Освободив художника от плоти текста, переведя его (то есть способ его проявления в культуре) на манипулятивно-операциональный уровень и объявив этот уровень основной зоной проявления амбиций самого художника, проект опять-таки прижал художника к границе предельного в современной антропологической культуре. А, как известно, граница принадлежит обеим территориям. Соответственно, через нее художник интуитивно уже черпает содержание как бы из запредельного, а во временном модусе — из будущего. Правда, трудно пока не только нам, но и ему самому вычленить эти элементы будущего и точно их идентифицировать.
Естественно, подобные рассуждения сугубо метафоричны, так как нет никаких возможностей иным способом ухватить черты будущего. К тому же это снимает большую долю ответственности. Насыщение же текста огромным количеством как бы научной терминологии есть проявление желания придать всему вид хоть какой-то достоверности, точности и верифицируемости. Но все это, конечно, игра, притворство, жалкие попытки слабыми нынешними силами прорваться в мощное будущее.
На сем и поставим точку.
Пролегомены неведомо к чему[60]
2001
Собственно, не мне вам говорить, что любая попытка как бы объективно взглянуть вроде бы реально осмысленной и выстроенной оптикой на даже ближайшее прошлое является критикой настоящего. Вот, собственно, этим мы и хотели заняться. Значит, нам все только на пользу. В пределах нынешней культуры и комплекса актуальных поколений пока еще с небольшими лакунами мы имеем почти весь набор функционирующих дискурсов, описывающих советскую власть и строй. Почти все они, оперируя даже новейшим опытом и новейшим словарем, являются продолжением или осколками большого советского дискурса. Это касается не только собственно советского, апологетического, но и диссидентского, критического и соц-артистского апроприирующего. Более мелкие и менее у нас распространенные — советологический, троцкистский и маоистский — в наших пределах, в нашем сознании и в нашей практике пока вряд ли играют существенную роль. Если же они и проявляются, то как варианты упомянутых либо ими сильно искривленные.

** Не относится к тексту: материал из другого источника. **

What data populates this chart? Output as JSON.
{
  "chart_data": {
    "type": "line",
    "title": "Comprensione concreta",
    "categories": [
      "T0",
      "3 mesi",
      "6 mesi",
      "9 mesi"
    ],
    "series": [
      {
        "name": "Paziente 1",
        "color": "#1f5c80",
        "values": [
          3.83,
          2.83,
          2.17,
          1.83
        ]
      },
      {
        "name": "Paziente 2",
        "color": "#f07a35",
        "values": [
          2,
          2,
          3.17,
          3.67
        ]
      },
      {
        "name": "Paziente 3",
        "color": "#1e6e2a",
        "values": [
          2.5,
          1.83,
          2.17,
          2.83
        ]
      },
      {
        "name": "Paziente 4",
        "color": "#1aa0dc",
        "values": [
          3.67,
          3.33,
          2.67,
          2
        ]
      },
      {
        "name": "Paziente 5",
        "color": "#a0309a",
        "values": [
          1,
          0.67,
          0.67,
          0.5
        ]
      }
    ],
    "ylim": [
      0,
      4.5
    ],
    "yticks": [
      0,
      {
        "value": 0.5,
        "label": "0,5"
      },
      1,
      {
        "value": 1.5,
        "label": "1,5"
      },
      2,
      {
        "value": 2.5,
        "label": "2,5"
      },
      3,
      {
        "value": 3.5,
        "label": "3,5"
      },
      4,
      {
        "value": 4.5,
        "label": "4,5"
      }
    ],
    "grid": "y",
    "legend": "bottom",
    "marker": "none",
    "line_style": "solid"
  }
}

Как сами упомянутые дискурсы, так и их носители имели прямую прочную онтологическую укрепленность в пределах большого советского мифа как либо протагонисты, либо антагонисты, либо трикстеры его. В пределах актуализации именно почти прокламативно-мифологизированного поведения и восприятия мира эти позиции были весьма откровенны.

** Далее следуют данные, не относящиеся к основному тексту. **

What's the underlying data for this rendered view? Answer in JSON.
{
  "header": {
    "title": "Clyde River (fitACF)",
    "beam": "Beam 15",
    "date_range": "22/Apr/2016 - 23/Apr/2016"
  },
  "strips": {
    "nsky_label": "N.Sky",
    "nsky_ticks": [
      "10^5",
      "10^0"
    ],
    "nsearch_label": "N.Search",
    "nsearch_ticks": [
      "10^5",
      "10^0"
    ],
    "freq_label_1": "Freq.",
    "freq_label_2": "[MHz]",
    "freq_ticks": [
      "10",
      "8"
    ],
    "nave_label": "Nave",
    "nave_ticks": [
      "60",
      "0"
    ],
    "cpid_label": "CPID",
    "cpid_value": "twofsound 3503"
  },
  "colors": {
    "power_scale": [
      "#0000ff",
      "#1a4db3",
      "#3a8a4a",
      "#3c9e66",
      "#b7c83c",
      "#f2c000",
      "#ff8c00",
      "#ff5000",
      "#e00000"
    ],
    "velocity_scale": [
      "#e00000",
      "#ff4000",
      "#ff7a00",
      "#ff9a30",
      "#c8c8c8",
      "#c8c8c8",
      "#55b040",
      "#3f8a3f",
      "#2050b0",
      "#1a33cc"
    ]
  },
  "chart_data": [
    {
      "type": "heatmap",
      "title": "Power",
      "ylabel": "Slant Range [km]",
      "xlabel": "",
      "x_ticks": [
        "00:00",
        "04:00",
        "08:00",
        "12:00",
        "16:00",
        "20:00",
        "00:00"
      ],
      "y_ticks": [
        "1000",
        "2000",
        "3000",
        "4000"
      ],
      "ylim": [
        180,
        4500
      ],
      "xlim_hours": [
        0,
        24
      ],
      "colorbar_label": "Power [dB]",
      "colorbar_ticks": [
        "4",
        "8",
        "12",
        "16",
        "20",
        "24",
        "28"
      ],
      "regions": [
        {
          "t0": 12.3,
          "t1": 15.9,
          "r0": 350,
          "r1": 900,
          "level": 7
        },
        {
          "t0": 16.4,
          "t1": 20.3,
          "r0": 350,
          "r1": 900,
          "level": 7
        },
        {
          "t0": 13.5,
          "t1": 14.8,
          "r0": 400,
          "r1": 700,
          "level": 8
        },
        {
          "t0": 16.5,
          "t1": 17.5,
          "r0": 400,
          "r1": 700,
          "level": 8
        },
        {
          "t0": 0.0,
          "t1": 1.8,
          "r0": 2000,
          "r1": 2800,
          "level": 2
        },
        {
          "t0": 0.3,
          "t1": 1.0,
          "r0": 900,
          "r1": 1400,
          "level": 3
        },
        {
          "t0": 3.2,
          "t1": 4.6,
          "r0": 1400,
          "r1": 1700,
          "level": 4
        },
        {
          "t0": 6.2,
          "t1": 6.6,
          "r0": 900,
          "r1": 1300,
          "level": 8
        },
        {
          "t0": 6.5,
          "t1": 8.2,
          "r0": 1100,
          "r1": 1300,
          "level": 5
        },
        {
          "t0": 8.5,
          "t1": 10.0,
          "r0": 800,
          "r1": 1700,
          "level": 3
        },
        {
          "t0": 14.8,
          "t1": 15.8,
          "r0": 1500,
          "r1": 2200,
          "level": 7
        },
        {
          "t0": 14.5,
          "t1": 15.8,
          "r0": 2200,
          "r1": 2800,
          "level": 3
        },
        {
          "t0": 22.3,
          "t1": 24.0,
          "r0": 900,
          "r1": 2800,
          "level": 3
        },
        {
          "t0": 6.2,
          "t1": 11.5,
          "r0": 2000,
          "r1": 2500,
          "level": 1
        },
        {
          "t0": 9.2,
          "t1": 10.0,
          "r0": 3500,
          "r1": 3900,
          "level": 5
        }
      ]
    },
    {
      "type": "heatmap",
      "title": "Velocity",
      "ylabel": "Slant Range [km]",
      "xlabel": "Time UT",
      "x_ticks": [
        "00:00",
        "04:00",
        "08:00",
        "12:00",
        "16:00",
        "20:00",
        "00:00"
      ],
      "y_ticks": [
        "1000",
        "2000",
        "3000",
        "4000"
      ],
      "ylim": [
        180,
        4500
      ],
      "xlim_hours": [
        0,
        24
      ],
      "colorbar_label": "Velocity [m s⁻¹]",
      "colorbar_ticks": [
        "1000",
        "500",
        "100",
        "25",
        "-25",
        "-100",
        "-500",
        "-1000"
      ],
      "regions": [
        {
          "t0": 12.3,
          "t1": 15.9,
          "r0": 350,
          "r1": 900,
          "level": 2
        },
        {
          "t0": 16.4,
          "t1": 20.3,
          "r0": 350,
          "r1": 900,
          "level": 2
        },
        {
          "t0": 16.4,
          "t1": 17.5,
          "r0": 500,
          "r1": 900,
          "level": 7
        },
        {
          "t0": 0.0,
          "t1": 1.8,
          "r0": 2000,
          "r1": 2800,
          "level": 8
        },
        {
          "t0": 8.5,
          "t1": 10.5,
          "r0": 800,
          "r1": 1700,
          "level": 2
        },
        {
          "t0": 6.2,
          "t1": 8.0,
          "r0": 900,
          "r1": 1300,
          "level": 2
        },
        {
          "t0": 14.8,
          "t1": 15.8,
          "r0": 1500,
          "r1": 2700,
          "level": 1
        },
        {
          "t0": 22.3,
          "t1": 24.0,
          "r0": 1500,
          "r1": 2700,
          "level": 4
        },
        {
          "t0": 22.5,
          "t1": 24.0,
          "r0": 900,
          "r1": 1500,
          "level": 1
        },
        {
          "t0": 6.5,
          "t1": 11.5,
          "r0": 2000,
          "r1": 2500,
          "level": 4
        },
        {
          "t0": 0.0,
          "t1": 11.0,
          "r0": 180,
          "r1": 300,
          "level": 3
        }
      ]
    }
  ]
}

Понятное дело, я говорю банальности. Но, увы, только они на ум и приходят. Да и окружающая обстановка весьма тому способствует.

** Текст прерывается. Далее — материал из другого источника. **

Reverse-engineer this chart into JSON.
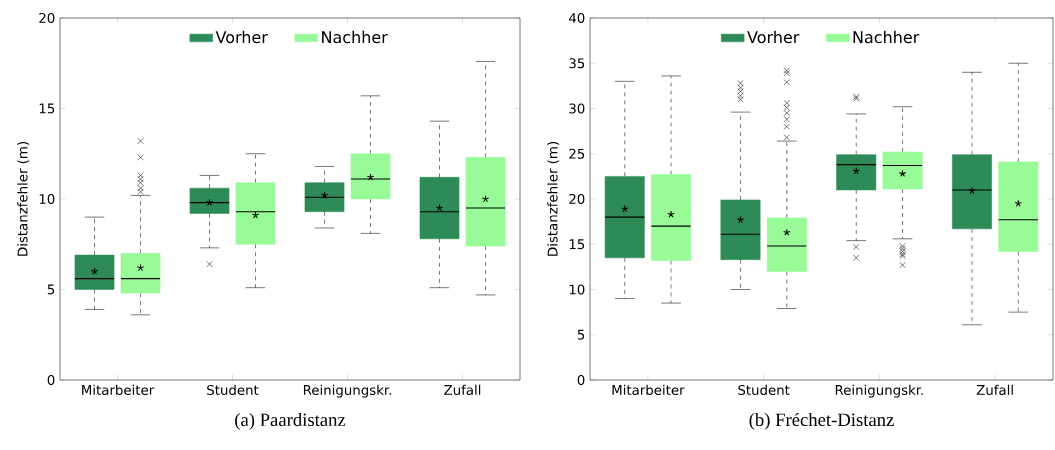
{
  "chart_data": [
    {
      "type": "box",
      "title": "(a) Paardistanz",
      "ylabel": "Distanzfehler (m)",
      "categories": [
        "Mitarbeiter",
        "Student",
        "Reinigungskr.",
        "Zufall"
      ],
      "ylim": [
        0,
        20
      ],
      "yticks": [
        0,
        5,
        10,
        15,
        20
      ],
      "legend": "top",
      "grid": false,
      "series": [
        {
          "name": "Vorher",
          "color": "#2e8b57",
          "boxes": [
            {
              "low": 3.9,
              "q1": 5.0,
              "median": 5.6,
              "q3": 6.9,
              "high": 9.0,
              "mean": 6.0
            },
            {
              "low": 7.3,
              "q1": 9.2,
              "median": 9.8,
              "q3": 10.6,
              "high": 11.3,
              "mean": 9.8,
              "outliers": [
                6.4
              ]
            },
            {
              "low": 8.4,
              "q1": 9.3,
              "median": 10.1,
              "q3": 10.9,
              "high": 11.8,
              "mean": 10.2
            },
            {
              "low": 5.1,
              "q1": 7.8,
              "median": 9.3,
              "q3": 11.2,
              "high": 14.3,
              "mean": 9.5
            }
          ]
        },
        {
          "name": "Nachher",
          "color": "#98fb98",
          "boxes": [
            {
              "low": 3.6,
              "q1": 4.8,
              "median": 5.6,
              "q3": 7.0,
              "high": 10.2,
              "mean": 6.2,
              "outliers": [
                13.2,
                12.3,
                11.3,
                11.1,
                10.9,
                10.6,
                10.4
              ]
            },
            {
              "low": 5.1,
              "q1": 7.5,
              "median": 9.3,
              "q3": 10.9,
              "high": 12.5,
              "mean": 9.1
            },
            {
              "low": 8.1,
              "q1": 10.0,
              "median": 11.1,
              "q3": 12.5,
              "high": 15.7,
              "mean": 11.2
            },
            {
              "low": 4.7,
              "q1": 7.4,
              "median": 9.5,
              "q3": 12.3,
              "high": 17.6,
              "mean": 10.0
            }
          ]
        }
      ]
    },
    {
      "type": "box",
      "title": "(b) Fréchet-Distanz",
      "ylabel": "Distanzfehler (m)",
      "categories": [
        "Mitarbeiter",
        "Student",
        "Reinigungskr.",
        "Zufall"
      ],
      "ylim": [
        0,
        40
      ],
      "yticks": [
        0,
        5,
        10,
        15,
        20,
        25,
        30,
        35,
        40
      ],
      "legend": "top",
      "grid": false,
      "series": [
        {
          "name": "Vorher",
          "color": "#2e8b57",
          "boxes": [
            {
              "low": 9.0,
              "q1": 13.5,
              "median": 18.0,
              "q3": 22.5,
              "high": 33.0,
              "mean": 18.9
            },
            {
              "low": 10.0,
              "q1": 13.3,
              "median": 16.1,
              "q3": 19.9,
              "high": 29.6,
              "mean": 17.7,
              "outliers": [
                32.8,
                32.3,
                31.9,
                31.4,
                31.0
              ]
            },
            {
              "low": 15.4,
              "q1": 21.0,
              "median": 23.8,
              "q3": 24.9,
              "high": 29.4,
              "mean": 23.1,
              "outliers": [
                31.3,
                31.1,
                14.7,
                13.5
              ]
            },
            {
              "low": 6.1,
              "q1": 16.7,
              "median": 21.0,
              "q3": 24.9,
              "high": 34.0,
              "mean": 20.9
            }
          ]
        },
        {
          "name": "Nachher",
          "color": "#98fb98",
          "boxes": [
            {
              "low": 8.5,
              "q1": 13.2,
              "median": 17.0,
              "q3": 22.7,
              "high": 33.6,
              "mean": 18.3
            },
            {
              "low": 7.9,
              "q1": 12.0,
              "median": 14.8,
              "q3": 17.9,
              "high": 26.4,
              "mean": 16.3,
              "outliers": [
                34.2,
                33.9,
                32.9,
                30.6,
                30.1,
                29.5,
                28.8,
                28.0,
                26.8
              ]
            },
            {
              "low": 15.6,
              "q1": 21.1,
              "median": 23.7,
              "q3": 25.2,
              "high": 30.2,
              "mean": 22.8,
              "outliers": [
                14.8,
                14.5,
                14.2,
                13.9,
                13.7,
                12.7
              ]
            },
            {
              "low": 7.5,
              "q1": 14.2,
              "median": 17.7,
              "q3": 24.1,
              "high": 35.0,
              "mean": 19.5
            }
          ]
        }
      ]
    }
  ]
}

Впрочем, описывая некий большой советский феномен, для корректности исследования (не нашего, не нашего, у нас совсем и не исследование, а так — сплошное расстройство), особенно в пределах строгих дефинирующих рассуждений (тоже не наших, не наших — у нас какие-то ламентации исключительно), следует заметить, что имеются как бы несколько феноменов советского либо один, но в весьма сильной динамике изменения. На пределах его зарождения, жизни, расцвета и завершения мы имеем более-менее четко вычлененные 8 модификаций — послереволюционная, нэповская, периода коллективизации и индустриализации до 1934 года, предвоенная, военная, послевоенная, хрущевская и брежневская. При попытках вычленения единонаправленного вектора и некоторых неизменных черт все эти варианты с наложенными на них дискурсами порождают невиданную путаницу в спорах и попытках определить истинное лицо схватываемого феномена. Как правило, в нынешних дискуссиях доминирует образ последней хрущевско-брежневской стадии, свидетелями которой были и есть большинство из доживших до наших дней апологетов или критиков советской власти. Это весьма суживает поле обозрения и порождает некие иллюзии, исчезающие при рассмотрении всей пространной истории советской власти целиком. Увы, вышеупомянутое, вернее, отсутствие вышеупомянутого не является сильной стороной и автора данного текста.
Однако 10–15 лет послесоветского времени создали все-таки некоторую корректирующую оптику, имея в виду которую и на которую ориентируясь в своих рефлективных опытах, можно все-таки подвести некоторые итоги с точки зрения новейшего, еще не запятнанного опыта. Но мне самому, например, все же всегда следует иметь в виду свою неизживаемую запятнанность как практика и соучастника последней стадии советского житья-бытья и его постсоветских последствий, отделяя их от опыта абсолютно новых, неведающих, наросших поколений.
Сын одного моего приятеля, студент РГГУ, с непостижимой для нас наивностью вопрошал:
— Я не понимаю, почему Бродского при советской власти не разрешали? Что в его стихах такого?